China has attributed the appearance of this sport to Bodhidharma, an Indian monk and Buddhist patriarch who lived in the V century, in the shao lin chuan, who claimed that the practice of boxing is intimately connected to the control of qi or chi, an internal energy that is attributed to living beings:


“Without the Chi, there is no force. A boxer who screams and throws his punches fiercely has no real power in his fists. A true boxer is not really a show, but is one whose blows are as hard as a rock. This is because he possesses what is called the Chi.”


In the eighteenth century, boxing became a widespread sport in Great Britain and its colonies, from whence it got to the American continent.


Boxer Jack Broughton introduced a technical and methodical approach to the practicing of this sport, optimizing punches and movements. In 1741, he defeated George Stevenson in a battle that lasted 35 minutes, unfortunately Stevenson died a few days later. Because of this, Broughton abandoned the sport, but later came back and created rules to prevent boxers from suffering irreversible damage.

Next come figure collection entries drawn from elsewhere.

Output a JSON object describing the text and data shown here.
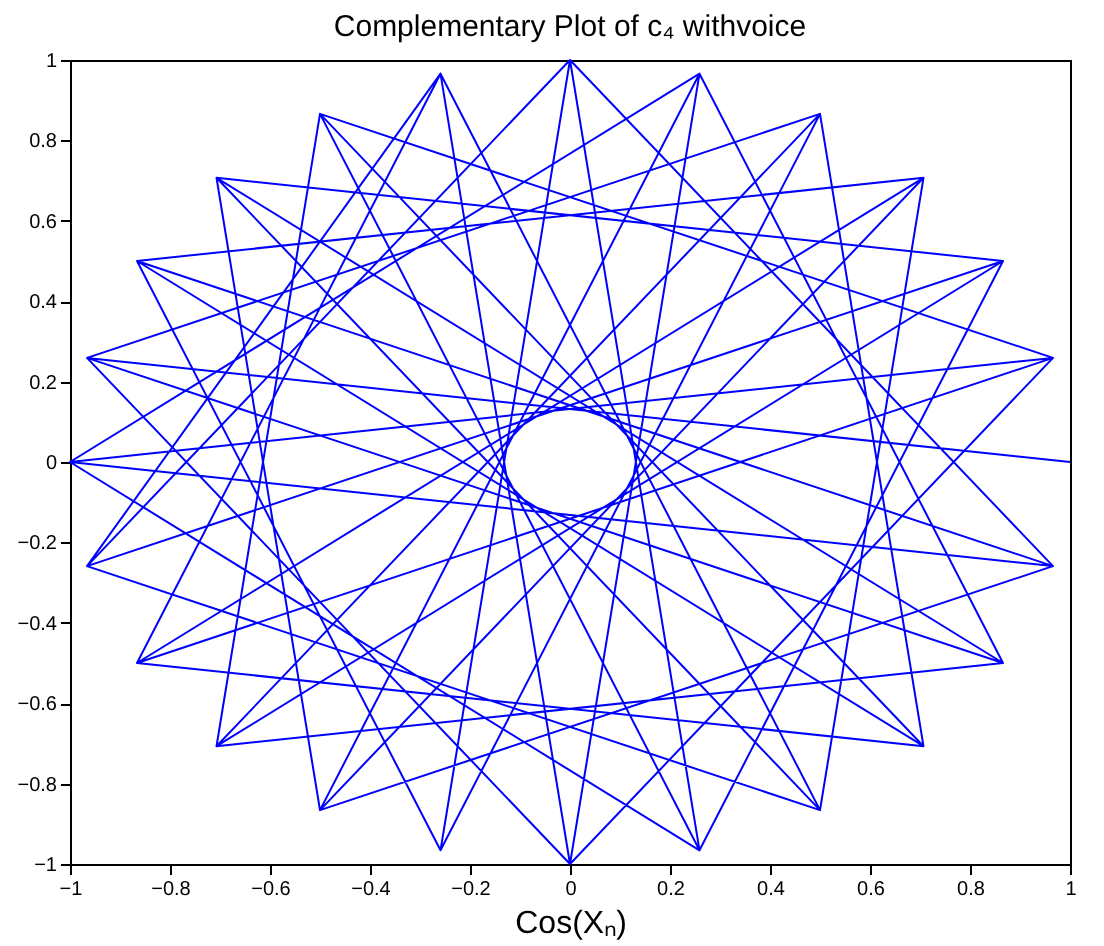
{
  "chart_data": {
    "type": "line",
    "title": "Complementary Plot of c₄ withvoice",
    "xlabel": "Cos(Xₙ)",
    "x": [
      1,
      -0.966,
      0.866,
      -0.707,
      0.5,
      -0.259,
      0,
      0.259,
      -0.5,
      0.707,
      -0.866,
      0.966,
      -1,
      0.966,
      -0.866,
      0.707,
      -0.5,
      0.259,
      0,
      -0.259,
      0.5,
      -0.707,
      0.866,
      -0.966,
      -0.259,
      -0.866,
      0.707,
      0.5,
      -0.966,
      0,
      0.966,
      -0.5,
      -0.707,
      0.866,
      0.259,
      -1,
      0.259,
      0.866,
      -0.707,
      -0.5,
      0.966,
      0,
      -0.966,
      0.5,
      0.707,
      -0.866,
      -0.259
    ],
    "series": [
      {
        "color": "#0000ff",
        "values": [
          0,
          0.259,
          -0.5,
          0.707,
          -0.866,
          0.966,
          -1,
          0.966,
          -0.866,
          0.707,
          -0.5,
          0.259,
          0,
          -0.259,
          0.5,
          -0.707,
          0.866,
          -0.966,
          1,
          -0.966,
          0.866,
          -0.707,
          0.5,
          -0.259,
          0.966,
          -0.5,
          -0.707,
          0.866,
          0.259,
          -1,
          0.259,
          0.866,
          -0.707,
          -0.5,
          0.966,
          0,
          -0.966,
          0.5,
          0.707,
          -0.866,
          -0.259,
          1,
          -0.259,
          -0.866,
          0.707,
          0.5,
          -0.966
        ]
      }
    ],
    "xlim": [
      -1,
      1
    ],
    "ylim": [
      -1,
      1
    ],
    "xticks": [
      -1,
      -0.8,
      -0.6,
      -0.4,
      -0.2,
      0,
      0.2,
      0.4,
      0.6,
      0.8,
      1
    ],
    "yticks": [
      -1,
      -0.8,
      -0.6,
      -0.4,
      -0.2,
      0,
      0.2,
      0.4,
      0.6,
      0.8,
      1
    ],
    "grid": false,
    "marker": "none",
    "line_style": "solid"
  }
}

Years later Jack Broughton came up with and began to spread in his amphitheater of Tottenham Court Road what would become the first rules of modern boxing, which became known by his name and eventually gave him the acknowledgement as the “father of English boxing.”



1.- Retreat to your corner of the ring before a fallen opponent.

2.- The count of half a minute after a fall and to be able to get back to the center of the ring and restart the fight or be considered “man out of action”.

3.- Only the boxers and their seconds could climb into the ring.

4.- The prohibition of private arrangements between boxers in terms of money.

5.- The selection of referees to settle disputes between boxers.

6.- The prohibition of hitting an opponent when he/she is down.

7.- Locks can only be used above the waistline.


Broughton’s Rules were maintained with some modifications until 1838 when they were replaced by the London Prize Ring Rules.


During this time, boxing was introduced to the American continent and at the end of the nineteenth century boxing fever began to spread in non-whites countries, especially in those where there was British or American influence, such as Mexico, Argentina, Uruguay, Panama, Cuba, Puerto Rico, the Philippines, South Africa and Spain.


In a relatively short time afterwards, Mexico established itself as one of the central places of boxing; the history of Mexican champions began to plant its roots in the sport with some of the finest boxing, as the then President of Mexico, Adolfo López Mateos, decided to create an organization to manage the unification of all world committees to control the spread of the sport called boxing; this is how on February 14, 1963 the World Boxing Council came into existence.